Appel aux démocrates (suite 1)
Par Martin EDZODZOMO-ELA
…Pour beaucoup d'observateurs, le rôle sécuritaire musclé
que joue la France dans les États comme le Gabon a plus à voir avec le souci de
préserver l'accès privilégié de Paris à certaines ressources commerciales
qu'avec des questions de démocratie.
Or, “ Le remède à la misère africaine aurait dû être et sera
politique avant d'être économique et pour pouvoir devenir économique. ”[1]
Malheureusement, avec la mise en
place de la "Paristroïka" mitterrandienne, les vertus reconnues du
suffrage universel ont fait place à des joutes dont l'issue est toujours prévue
d'avance, note avec raison Albert Bourgi dans l'hebdomadaire Jeune Afrique.

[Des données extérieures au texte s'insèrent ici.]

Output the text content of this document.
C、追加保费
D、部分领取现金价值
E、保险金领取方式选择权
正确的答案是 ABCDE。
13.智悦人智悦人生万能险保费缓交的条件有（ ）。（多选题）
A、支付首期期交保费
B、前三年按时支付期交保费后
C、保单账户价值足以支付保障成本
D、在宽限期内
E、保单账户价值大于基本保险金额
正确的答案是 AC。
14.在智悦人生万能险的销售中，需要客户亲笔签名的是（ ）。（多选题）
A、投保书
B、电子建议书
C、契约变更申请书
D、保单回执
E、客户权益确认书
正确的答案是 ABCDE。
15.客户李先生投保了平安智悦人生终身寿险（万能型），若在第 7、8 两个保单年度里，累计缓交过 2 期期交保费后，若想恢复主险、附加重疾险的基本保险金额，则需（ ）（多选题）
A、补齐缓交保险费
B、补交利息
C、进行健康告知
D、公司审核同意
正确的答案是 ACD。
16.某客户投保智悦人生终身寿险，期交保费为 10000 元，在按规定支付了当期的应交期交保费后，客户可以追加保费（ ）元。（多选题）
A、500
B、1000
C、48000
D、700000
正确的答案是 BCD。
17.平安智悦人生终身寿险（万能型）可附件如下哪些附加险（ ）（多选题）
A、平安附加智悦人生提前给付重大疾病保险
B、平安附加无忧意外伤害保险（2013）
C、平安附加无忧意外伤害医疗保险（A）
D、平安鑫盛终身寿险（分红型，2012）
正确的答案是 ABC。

Et il ajoute : par petites touches et de façon de plus en plus sophistiquée,
les "machines à fraude" se sont progressivement mises en place et ont
transformé ce qui devait être une libre expression du suffrage universel en
véritable "farces électorales". (...). De modes de régulation politique et d'alternance qu'elles devraient
être dans les États prétendument engagés sur la voie de la démocratisation, les
compétitions électorales sont devenues, à force de manipulations, de véritables
instruments de légitimation des pouvoirs en place. Les fraudes à grande échelle, sur lesquelles la communauté
internationale ferme souvent les yeux, comportent un double risque : celui
d'exacerber les frustrations et celui de renforcer la tentative de sortir de la
légalité pour parvenir aux changements souhaités par les populations.
Ce
qui rend illusoire l’idée d'un régime se déclarant démocratique, dans de telles
conditions, même quand on peut lui opposer l'alternative d'un autre régime
formalisé. Ce qui veut dire qu'il peut exister des mécanismes démocratiques
formels sans qu'ils constituent pour autant l'espace effectif de la vie
politique. Cette situation existe dans beaucoup de pays africains subsahariens,
et dramatiquement au Gabon, avec le multipartisme formel actuel, issu des
assises de mars-avril 1990 dites “ conférence nationale ”.
D’où
la nécessité des réformes en profondeur qui vont au-delà de la mise en place
des mécanismes institutionnels formels. Ces réformes supposent des changements
dans d'autres sphères de la société. Elles exigent l’élimination des pouvoirs
de fait et l’arrêt des processus extra-institutionnels enracinés chez
les principaux acteurs sociaux et politiques, c'est-à-dire une recomposition
radicale du système politique.
Ce sera le cas quand on
s'accordera à reconnaître que l'institutionnalité démocratique actuelle est
restreinte et que sa légitimité serait remise en cause comme elle l'est déjà
par de forts taux d'abstention électorale et par la violence politique qui a
déjà causé la mort de nombreuses personnes.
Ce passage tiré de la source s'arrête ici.